1. At my job, at the end of every land-line communication to another air traffic controller I am required by federal law to end the transmission with my operating initials. This is a pair of letters uniquely assigned to persons in a given facility. It identifies us for posterity, should the NTSB or lawyers find some need to know who I am.
I find it almost impossible to have normal, regular phone conversations without ending the call with my operating initials. The shorter the call, the harder it is, because short calls are more like work land-line communications.
2. This morning’s fortnightly briefing was about maintaining situational awareness. I realized, again, as I watched the video, that doing my job is a bit like deliberately instilling OCD into otherwise normal people. What drives us to continue to scan, to continue to keep watching the planes, what prompts us to take the routine actions we need to take day in and day out is a deliberately engineered sense of anxiety and failure. This is called “training.” Two years of training, more or less, and at the end of it we all have a heightened sense of stress and anxiety when things are not being done precisely the way we think they ought to be done. You could say it’s an irrational sense of stress and anxiety — after all, does it REALLY matter how many inches from the edge of the console my trackball is? (Yes, it does, don’t touch my trackball dammit.) But all of those things are part of the cultivated obsessive-compulsive behavior that makes sure I am looking at your flight, all the time, even when nothing is a problem.

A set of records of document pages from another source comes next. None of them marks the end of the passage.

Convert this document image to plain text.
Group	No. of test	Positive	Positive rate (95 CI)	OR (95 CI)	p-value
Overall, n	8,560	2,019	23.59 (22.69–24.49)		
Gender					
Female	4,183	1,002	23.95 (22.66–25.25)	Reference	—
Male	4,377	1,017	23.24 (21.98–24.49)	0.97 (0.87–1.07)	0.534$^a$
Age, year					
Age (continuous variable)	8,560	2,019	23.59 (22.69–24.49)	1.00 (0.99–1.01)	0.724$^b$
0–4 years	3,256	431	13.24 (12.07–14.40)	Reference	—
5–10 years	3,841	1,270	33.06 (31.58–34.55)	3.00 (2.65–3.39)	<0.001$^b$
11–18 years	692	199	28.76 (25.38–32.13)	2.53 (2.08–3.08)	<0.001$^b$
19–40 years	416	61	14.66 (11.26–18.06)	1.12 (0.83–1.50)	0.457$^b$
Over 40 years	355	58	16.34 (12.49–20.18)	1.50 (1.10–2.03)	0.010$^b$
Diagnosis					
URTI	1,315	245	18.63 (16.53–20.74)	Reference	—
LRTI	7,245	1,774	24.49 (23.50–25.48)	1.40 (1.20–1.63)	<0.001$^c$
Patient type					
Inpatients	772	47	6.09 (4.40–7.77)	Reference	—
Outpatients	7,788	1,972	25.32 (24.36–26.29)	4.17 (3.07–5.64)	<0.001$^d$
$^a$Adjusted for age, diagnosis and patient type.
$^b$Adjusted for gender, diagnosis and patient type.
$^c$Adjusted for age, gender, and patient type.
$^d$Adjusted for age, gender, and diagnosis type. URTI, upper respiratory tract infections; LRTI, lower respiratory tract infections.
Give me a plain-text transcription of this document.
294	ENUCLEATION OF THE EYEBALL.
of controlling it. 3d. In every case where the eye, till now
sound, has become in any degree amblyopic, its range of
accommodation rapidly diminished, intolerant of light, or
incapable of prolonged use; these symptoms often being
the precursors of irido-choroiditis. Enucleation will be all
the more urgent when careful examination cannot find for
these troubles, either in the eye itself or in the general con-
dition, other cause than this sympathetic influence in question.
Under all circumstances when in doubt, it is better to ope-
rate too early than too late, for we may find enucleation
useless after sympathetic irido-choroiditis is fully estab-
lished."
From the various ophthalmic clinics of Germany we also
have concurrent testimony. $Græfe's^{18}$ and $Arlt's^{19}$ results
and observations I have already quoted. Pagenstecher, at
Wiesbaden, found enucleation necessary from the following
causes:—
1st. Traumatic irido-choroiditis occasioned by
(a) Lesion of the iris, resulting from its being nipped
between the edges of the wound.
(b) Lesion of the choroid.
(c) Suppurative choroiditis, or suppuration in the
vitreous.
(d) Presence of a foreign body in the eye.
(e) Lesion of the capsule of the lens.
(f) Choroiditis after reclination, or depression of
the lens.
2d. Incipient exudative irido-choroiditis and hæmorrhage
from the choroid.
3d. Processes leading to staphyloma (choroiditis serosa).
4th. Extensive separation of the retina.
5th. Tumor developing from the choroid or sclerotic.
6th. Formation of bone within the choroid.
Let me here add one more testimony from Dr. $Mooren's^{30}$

3. I’m watching the British crime drama Luther, on the recommendation of a couple of friends. What I am struck by the most so far is the character of Zoe Luther, the lead’s estranged wife. John Luther is played by the attractive, large, powerful, strong Idris Elba. Zoe is played by the attractive, tall-for-a-woman Indira Varma. Luther has violent fits of temper in which he destroys property in front of Zoe. And Zoe … why does she trust that this rage will never come down on her head? What makes her think he won’t swing at her? Why isn’t she more afraid of him then she is? Hmm.